Buhari’s Second Term Will Be Worse Than The First, Ex-VC Says
By Nedum Noble
Former Vice Chancellor of University of Abuja, Prof. Nuhu Yaqub has expressed worry over President Muhammadu Buhari’s recent declaration of vieing for another four years in office, saying his second term would be worse than the first if elected into power.
He said his abysmal performance in his over 3years-old administration do not justify his re-election for another four years.
Speaking during the 55th meeting of the committee of Deans of Schools of Post graduate studies of Nigeria Universities at Nnamdi Azikiwe University, Awka, Yaqub however expressed fear of the likelihood of his winning in the next year election, saying he was yet to see any strong rivalry to match him
“We are recycling people who have come before and had messed us up and I already believe, I may be wrong that at the end of the day I do not see anybody who will defeat Muhammadu Buhari, if you don’t like him.
“I am sorry I am saying this but there is every likelihood that he will be back and what we are going to experience in the next four to five years will be worse than what we are seeing now.
“I have seen what we have gotten in the past three to four years, my problem is, what is the evidence that we are going to get something qualitatively different from what we have had so far? That is my question,” he said.
Yaqub, who was also the Vice chancellor of Sokoto State University, backed the call for the scrapping of the Joint Admissions and Matriculation Board (JAMB) examination as a prerequisite for admission to Nigerian universities.
He argued that the entrance examination has outlived its usefulness particularly in the present dispensation that boast of no fewer than 160 universities.
He said the exam body was basically set up when there were limited numbers of universities to correct the errors of multiple admissions being given to certain prospective candidates at the expense of other qualified ones.
While citing his personal experience where he secured three admissions in the three different institutions he applied for, the former VC regretted that the mistake might have cost two other candidates admissions that particular academic year.

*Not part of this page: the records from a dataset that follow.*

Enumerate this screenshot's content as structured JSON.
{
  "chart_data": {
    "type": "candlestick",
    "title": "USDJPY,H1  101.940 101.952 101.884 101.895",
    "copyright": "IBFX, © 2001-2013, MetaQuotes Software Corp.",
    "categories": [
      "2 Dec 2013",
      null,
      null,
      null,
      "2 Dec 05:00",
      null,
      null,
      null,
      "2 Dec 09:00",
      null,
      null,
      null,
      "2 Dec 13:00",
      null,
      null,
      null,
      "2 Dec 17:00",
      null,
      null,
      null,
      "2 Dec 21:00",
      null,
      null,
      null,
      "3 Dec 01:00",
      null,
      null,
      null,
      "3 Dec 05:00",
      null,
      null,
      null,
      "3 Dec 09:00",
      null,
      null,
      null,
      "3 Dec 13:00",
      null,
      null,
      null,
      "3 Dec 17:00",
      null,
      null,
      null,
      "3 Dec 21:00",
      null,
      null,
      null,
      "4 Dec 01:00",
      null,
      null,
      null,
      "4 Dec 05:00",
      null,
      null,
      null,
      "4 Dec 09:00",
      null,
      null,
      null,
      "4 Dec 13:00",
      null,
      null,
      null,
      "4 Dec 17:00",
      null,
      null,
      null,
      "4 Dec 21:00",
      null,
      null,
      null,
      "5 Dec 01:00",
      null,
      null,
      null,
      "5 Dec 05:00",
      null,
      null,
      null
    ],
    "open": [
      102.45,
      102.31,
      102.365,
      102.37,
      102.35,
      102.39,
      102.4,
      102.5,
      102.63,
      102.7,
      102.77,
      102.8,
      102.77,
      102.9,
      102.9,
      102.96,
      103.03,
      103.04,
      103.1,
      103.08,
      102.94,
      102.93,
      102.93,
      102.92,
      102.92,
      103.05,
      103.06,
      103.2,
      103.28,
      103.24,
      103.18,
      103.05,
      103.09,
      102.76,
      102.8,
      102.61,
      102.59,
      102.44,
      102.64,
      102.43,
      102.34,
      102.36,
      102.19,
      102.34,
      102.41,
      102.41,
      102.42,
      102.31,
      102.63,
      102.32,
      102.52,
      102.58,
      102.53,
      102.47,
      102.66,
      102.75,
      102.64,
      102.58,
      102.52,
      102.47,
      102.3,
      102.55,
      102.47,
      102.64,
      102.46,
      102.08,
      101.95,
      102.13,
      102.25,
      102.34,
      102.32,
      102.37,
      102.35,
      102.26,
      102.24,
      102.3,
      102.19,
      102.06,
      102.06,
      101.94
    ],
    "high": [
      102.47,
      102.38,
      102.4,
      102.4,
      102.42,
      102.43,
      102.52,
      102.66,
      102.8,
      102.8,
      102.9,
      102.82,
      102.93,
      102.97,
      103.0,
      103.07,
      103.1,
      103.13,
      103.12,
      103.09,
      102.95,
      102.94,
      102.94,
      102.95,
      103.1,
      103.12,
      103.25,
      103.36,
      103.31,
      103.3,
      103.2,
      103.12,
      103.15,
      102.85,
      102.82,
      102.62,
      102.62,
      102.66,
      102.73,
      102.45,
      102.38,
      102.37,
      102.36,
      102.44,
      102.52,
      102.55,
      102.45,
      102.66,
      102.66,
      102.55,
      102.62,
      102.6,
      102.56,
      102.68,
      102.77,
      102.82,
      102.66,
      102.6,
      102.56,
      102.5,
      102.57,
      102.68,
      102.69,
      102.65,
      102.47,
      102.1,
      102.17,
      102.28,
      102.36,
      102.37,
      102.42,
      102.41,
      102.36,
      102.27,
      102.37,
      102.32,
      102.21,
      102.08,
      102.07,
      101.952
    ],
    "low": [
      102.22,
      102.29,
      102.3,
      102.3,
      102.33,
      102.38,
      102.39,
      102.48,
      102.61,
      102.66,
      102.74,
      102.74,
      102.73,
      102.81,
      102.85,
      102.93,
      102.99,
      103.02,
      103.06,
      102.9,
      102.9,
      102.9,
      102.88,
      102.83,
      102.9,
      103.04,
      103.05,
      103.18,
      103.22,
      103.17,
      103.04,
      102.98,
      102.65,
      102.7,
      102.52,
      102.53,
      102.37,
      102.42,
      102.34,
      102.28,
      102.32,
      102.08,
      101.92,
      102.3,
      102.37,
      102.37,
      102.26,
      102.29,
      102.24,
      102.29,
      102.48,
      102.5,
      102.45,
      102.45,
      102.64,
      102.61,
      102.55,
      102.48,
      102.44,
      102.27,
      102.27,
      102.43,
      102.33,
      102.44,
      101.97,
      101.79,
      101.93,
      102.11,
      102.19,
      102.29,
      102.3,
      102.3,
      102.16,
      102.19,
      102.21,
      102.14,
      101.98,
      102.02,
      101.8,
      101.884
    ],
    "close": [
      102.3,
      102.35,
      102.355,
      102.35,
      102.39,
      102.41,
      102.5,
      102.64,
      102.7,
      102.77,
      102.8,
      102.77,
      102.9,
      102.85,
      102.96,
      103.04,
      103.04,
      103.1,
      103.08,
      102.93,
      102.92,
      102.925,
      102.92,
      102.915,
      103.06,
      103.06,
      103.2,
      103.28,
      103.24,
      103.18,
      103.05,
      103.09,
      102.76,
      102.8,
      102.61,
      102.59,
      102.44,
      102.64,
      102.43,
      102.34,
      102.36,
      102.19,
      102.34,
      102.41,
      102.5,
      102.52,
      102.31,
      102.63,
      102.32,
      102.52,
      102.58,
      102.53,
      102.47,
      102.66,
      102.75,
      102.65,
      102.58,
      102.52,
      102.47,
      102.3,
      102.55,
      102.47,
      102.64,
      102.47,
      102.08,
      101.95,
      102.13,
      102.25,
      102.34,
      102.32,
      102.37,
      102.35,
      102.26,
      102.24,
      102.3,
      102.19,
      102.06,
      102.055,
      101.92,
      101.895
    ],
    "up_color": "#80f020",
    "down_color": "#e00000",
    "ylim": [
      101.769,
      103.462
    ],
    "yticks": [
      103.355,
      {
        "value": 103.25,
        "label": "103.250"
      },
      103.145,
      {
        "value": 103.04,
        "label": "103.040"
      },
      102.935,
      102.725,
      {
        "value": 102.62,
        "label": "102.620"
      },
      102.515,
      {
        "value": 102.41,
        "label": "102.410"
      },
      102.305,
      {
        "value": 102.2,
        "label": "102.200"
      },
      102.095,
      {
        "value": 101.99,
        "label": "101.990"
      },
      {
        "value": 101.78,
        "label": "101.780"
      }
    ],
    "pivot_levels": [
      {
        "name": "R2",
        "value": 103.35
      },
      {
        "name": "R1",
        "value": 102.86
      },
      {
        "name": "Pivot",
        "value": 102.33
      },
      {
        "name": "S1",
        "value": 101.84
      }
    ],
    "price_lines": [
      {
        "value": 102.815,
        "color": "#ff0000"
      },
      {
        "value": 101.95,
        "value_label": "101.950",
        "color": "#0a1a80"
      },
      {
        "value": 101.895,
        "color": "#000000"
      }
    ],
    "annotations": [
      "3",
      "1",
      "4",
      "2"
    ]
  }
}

He however said such anomaly was being taken care of with the increasing number of universities across the country.
“Government in its wisdom set up the JAMB to streamline admission processes. That was a good idea, but what we are seeing now is entirely different with all manner of criteria coming into play.
“Yes, one can excuse the principle of inclusiveness where every Nigerian should have access to education. But the way merit, to a large extent, is being sacrificed is the problem I have with JAMB.
“If JAMB was set up to streamline admissions to avert multiple admissions, now that the opportunities abound with over 160 universities in the country, there is therefore the need to review the process,” he posited.
The ex-VC who also accused the exam body of deviating from the original goal of its establishment, expressed fear of universities producing half baked graduates if nothing urgent was done.
“For example, this current admission that started since last year August, I learnt that JAMB is yet to stop admissions. Yet it had done another exam for admission for the next session.
“How are the ones to be admitted going to cope? The truth remains that not everyone will go to university,” he added.